Use GNU libc regexec() to count substring

Question

Is it possible to count how many times a substring appears in a string using regex matching with GNU libc regexec()?

Answer 1

No, regexec() only finds one match per call. If you want to find the next match, you have to call it again further along the string.

If you only want to search for plain substrings, you are much better off using the standard C string.h function strstr(); then you won't have to worry about escaping special regex characters.

Answer 2

regexec returns in its fourth parameter "pmatch" a structure with all the matches. "pmatch" is a fixed sized structure, if there are more matches you will call the function another time.

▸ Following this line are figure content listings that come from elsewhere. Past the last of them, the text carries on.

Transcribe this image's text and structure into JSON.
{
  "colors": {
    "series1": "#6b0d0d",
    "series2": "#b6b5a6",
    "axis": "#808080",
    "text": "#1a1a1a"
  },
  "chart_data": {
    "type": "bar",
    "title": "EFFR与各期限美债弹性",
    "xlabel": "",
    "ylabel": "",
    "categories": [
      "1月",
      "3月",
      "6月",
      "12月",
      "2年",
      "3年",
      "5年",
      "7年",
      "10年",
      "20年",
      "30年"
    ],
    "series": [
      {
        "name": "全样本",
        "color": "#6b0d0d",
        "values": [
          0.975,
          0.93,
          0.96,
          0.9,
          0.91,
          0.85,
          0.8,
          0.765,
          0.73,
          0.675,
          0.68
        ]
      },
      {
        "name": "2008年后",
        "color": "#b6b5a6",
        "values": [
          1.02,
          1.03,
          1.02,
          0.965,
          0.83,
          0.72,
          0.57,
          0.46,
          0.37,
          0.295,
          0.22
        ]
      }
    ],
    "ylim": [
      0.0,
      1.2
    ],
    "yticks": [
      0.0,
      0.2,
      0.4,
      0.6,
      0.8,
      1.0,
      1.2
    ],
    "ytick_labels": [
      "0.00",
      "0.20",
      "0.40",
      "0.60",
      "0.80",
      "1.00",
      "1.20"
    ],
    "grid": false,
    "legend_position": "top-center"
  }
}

I have found this code with two nested loops and I have modified it. The original cod you cand find it in http://www.lemoda.net/c/unix-regex/index.html:

static int match_regex (regex_t * r, const char * to_match)
{
    /* "P" is a pointer into the string which points to the end of the
       previous match. */
    const char * p = to_match;
    /* "N_matches" is the maximum number of matches allowed. */
    const int n_matches = 10;
    /* "M" contains the matches found. */
    regmatch_t m[n_matches];
    int number_of_matches = 0;
    while (1) {
        int i = 0;
        int nomatch = regexec (r, p, n_matches, m, 0);
        if (nomatch) {
            printf ("No more matches.\n");
            return nomatch;
        }
        for (i = 0; i < n_matches; i++) {
            if (m[i].rm_so == -1) {
                break;

            }
            number_of_matches ++;
        }
        p += m[0].rm_eo;
    }
    return number_of_matches ;
}

Answer 3

sorry for creating another answer, because I have not 50 reputation. I cannot comment @Oscar Raig Colon's answer.

pmatch cannot match all the substrings, pmatch is used to save the of offset for subexpression, the key is to understand what's subexpression, subexpression is "\(\)" in BRE, "()" in ERE. if there is not subexpression in entire regular expression, regexec() only return the first match string's offset and put it to pmatch[0].

you can find a example at [http://pubs.opengroup.org/onlinepubs/007908799/xsh/regcomp.html][1]

The following demonstrates how the REG_NOTBOL flag could be used with regexec() to find all substrings in a line that match a pattern supplied by a user. (For simplicity of the example, very little error checking is done.)

(void) regcomp (&re, pattern, 0);
/* this call to regexec() finds the first match on the line */
error = regexec (&re, &buffer[0], 1, &pm, 0);
while (error == 0) {    /* while matches found */
    /* substring found between pm.rm_so and pm.rm_eo */
    /* This call to regexec() finds the next match */
    error = regexec (&re, buffer + pm.rm_eo, 1, &pm, REG_NOTBOL);
}